A
little while ago I gave you the instructions for “The Order of meats on a fleshday” from Thomas Dawson’s A Booke of
Cookerie. And the order of Meates to bee served to the Table … (1620.)
Today I offer you the suggested bill of fare for a Fish Day:-
Service
for Fish Dayes.
Butter, a Sallet with
hard Egges, red Herring greene broiled, white Herring, Ling, Haberdine, sauce
Mustard, salt Salmon minced, sauce Mustard and Verjuyce and a little Suger,
powdered Conger, Shad, mackrell, sauce Vinegar, Whiting, sauce with the Liver
and Mustard, Playce, sauce Sorrrell, Wine and Salt, Mustard, or Verjuce,
Thornebacke, sauce Liver and Mustard, Pepper and Salt strewed upon, after it is
brused, fresh Cod, sauce Greene sauce, Dace, Mullet, Eeles upon soppes, Roche
upon soppes, Perch, Pike in pike sauce, Trowte upon soppes, Tench in Gelly, or
Gorefish [?], Custard.
The second course.
Flounders or flookes,
pike sauce, fresh Salmon, fresh Conger, Brette, Turbut, Breame upon soppes,
Carpe upon soppes, Soles or any other fish fryed, roasted Eele sauce the
dripping, rosted Lamperns, rosted Porpos, fresh Sturgion, sauce Galentine,
Crevis, Crab, Shrimps, sauce Vinegar. Baked Lamprey, Tart,
figges, Apples, Almonds blaunched, Cheese, Raysins, Peares.

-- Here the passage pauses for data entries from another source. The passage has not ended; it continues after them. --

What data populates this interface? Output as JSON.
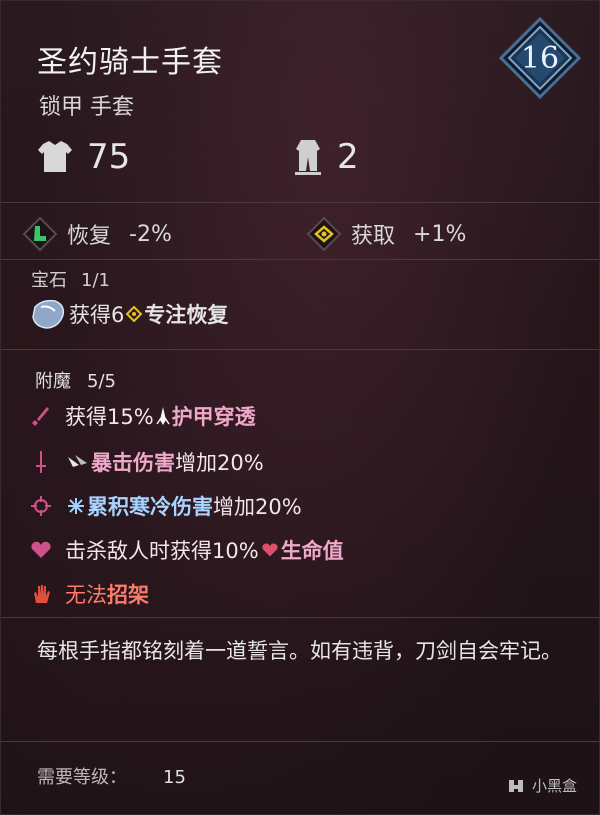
{
  "item": {
    "name": "圣约骑士手套",
    "type": "锁甲 手套",
    "level": "16"
  },
  "stats": {
    "armor": "75",
    "weight": "2"
  },
  "attributes": {
    "recovery_label": "恢复",
    "recovery_value": "-2%",
    "gain_label": "获取",
    "gain_value": "+1%"
  },
  "gems": {
    "label": "宝石",
    "count": "1/1",
    "effect_prefix": "获得6",
    "effect_keyword": "专注恢复"
  },
  "enchants": {
    "label": "附魔",
    "count": "5/5",
    "items": [
      {
        "prefix": "获得15%",
        "keyword": "护甲穿透",
        "suffix": ""
      },
      {
        "prefix": "",
        "keyword": "暴击伤害",
        "suffix": "增加20%"
      },
      {
        "prefix": "",
        "keyword": "累积寒冷伤害",
        "suffix": "增加20%"
      },
      {
        "prefix": "击杀敌人时获得10%",
        "keyword": "生命值",
        "suffix": ""
      },
      {
        "prefix": "无法",
        "keyword": "招架",
        "suffix": ""
      }
    ]
  },
  "flavor_text": "每根手指都铭刻着一道誓言。如有违背，刀剑自会牢记。",
  "requirement": {
    "label": "需要等级：",
    "value": "15"
  },
  "watermark": "小黑盒",
  "colors": {
    "keyword_pink": "#f0a8c8",
    "keyword_blue": "#a8d4ff",
    "keyword_red": "#ff7a6a",
    "gem_border": "#1e3a5a",
    "gem_fill": "#2a5a8a"
  }
}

And here are two recipes from the book which fit this bill of
fare nicely:
For Boyl’d Fish.
To boyle a Breame.
Take white Wine, and
put it into a pot, and let it seeth, then take your Breame and cut him in the middest,
and put him in, then take an Onyon and chop it small, then take Nutmegs beaten
Sinamon and Ginger, whole Mace, and a pound of Butter, and let it boyle
altogether, and so season it with salte, serve it upon soppes, and garnish it
with fruit.
To make a Sallet of all kinde of
Hearbes.
Take your hearbes and
pick them very fine into faire water, and picke your flowers by themselves, and
wash them cleane, then swing them in a Strayner, and when you put them into a
dish, mingle them with Cowcumbers or Lemons payred and sliced, also scrape
Suger and put in Vineger and Oyle, then spread the flowers on the top of the
Sallet, and with every sorte of the aforesaid thinges, garnish the dish about,
then take Egges boyled hard, and lay about the dish and upon the Sallet.
1 comment:
There's a "sallet" recipe in "Two Fourteenth-Century Cookbooks" that is just a mixture of herbs -- I don't remember if it even has any "lettuces" in it. Ever since I saw it, I've been adding fresh herbs to my green salads, and let me tell you, they really make things interesting. Fresh mint and tarragon are especially good. I grow salad burnet just for green salads; it's great stuff. In San Diego, nasturtiums practically grow wild, and the leaves, flowers, and green seeds are all good in salads.
Some herbs don't work very well, though. The 14th-century recipe had rue in it, and that just tastes musty to me. I put in way too much marjoram one time, and that was a huge mistake -- the whole salad tasted like perfume. If you're going to add marjoram, don't add more than a small sprig or two.